Less is more:

the problem with fast fashion

By Anneka Dallin O’Grady

Last summer, a website and clothing company by the name of Shein rose to popularity, especially among teens. To no one’s surprise, due to Tik Tok and other social media platforms, Shein is now back. And why wouldn’t it be? Shein has a huge selection of cute and trendy clothes and is relatively inexpensive. However, having a big selection of clothing and being affordable comes at a price: fast fashion.

What exactly is fast fashion and what makes it so harmful? If a brand sells cheap, trendy clothes made from poor-quality material and has thousands of styles that it’s always restocking, it’s probably fast fashion. The problem with fast fashion is that it encourages consumers to buy and buy and buy. People buy way more clothes than they could ever need, wearing them once or twice until they go out of style or fall apart, finally just throwing them out. H&M, Forever 21, Gap, Zara and Shein are just a few examples of brands that fall into the category of fast fashion.

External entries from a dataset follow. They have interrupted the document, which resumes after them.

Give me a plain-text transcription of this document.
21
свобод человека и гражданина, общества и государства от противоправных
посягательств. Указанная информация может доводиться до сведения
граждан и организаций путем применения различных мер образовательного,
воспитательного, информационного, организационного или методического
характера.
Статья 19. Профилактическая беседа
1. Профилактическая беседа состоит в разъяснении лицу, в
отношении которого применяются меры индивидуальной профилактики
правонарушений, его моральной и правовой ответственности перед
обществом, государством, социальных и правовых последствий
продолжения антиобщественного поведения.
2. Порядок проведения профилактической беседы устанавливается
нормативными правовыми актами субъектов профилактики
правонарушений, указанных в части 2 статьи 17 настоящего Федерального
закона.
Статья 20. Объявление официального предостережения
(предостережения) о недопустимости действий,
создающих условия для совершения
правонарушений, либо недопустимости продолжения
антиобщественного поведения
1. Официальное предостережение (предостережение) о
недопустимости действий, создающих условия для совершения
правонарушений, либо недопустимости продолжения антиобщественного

Overconsumption is a big problem. Every time we buy a new piece of clothing, we also assume its environmental impact, which is not small. A huge amount of water is used to grow the cotton for your fabric; synthetic fabric is made from fossil fuels, one of the biggest causes of climate change. Energy is used in the factories where clothing is made, and fossil fuels are used to power the planes, ships and trucks that transport your clothing to the stores or warehouses of online retailers. The impact isn’t over yet, because once you no longer like that t-shirt, those jeans or whatever you chose to buy, it ends up in a landfill.

Buying fast fashion is detrimental to the environment, but it has more flaws beyond that. To save money, brands often use sweatshops – factories, usually in developing countries, where workers are paid very low wages, working conditions are nowhere near safe and child labour is not unusual. Even if fast fashion had zero environmental impact and didn’t use sweatshops, there are still major drawbacks for consumers, especially with brands that operate online. It has become almost standard practice for online fast fashion brands to use photo editing instead of photo shoots to showcase products, which leaves many shoppers confused when their order arrives and what they bought looks nothing like the photo. Shipping can also take months, with packages being consistently lost in the mail. Furthermore, many online fast fashion companies offer little to no customer service, sometimes not even listing an email or phone number for the brand.

Fortunately, there are many ways to shop sustainably and ethically no matter what your budget. The obvious answer may be to just “do your research,” to shop locally and to “thrift” when possible, but there is a better solution. Avoiding fast fashion brands is a great first step, but we must get to the root of the problem: overconsumption. As clothing is readily available and increasingly inexpensive, it’s easy to buy without thinking and get much more than you need, even while shopping ethically. The best way to avoid buying more than necessary is to simply think before you buy. Ask yourself questions like: “Will I still like this a year from now?” “Is this actually fashionable or just trendy?” “What is the quality of what I’m buying?” and the most important question, “Do I really need this?”

Whether you prefer to shop locally, online, thrift or even buy from bigger retailers, there are lots of great brands out there selling cute clothing while also being sustainable. Some of the best repurposed clothing stores in Ottawa include Value Village, The Clothes Secret, Plato’s Closet, The Salvation Army, Saint Vincent de Paul and many more. Simons, Levi’s, People Tree and Banana Republic are all bigger brands where you can avoid fast fashion.

Anneka Dallin O’Grady is a Grade 11 student at Glebe Collegiate Institute. This is her first year on the school newspaper, the Glebe Gazette.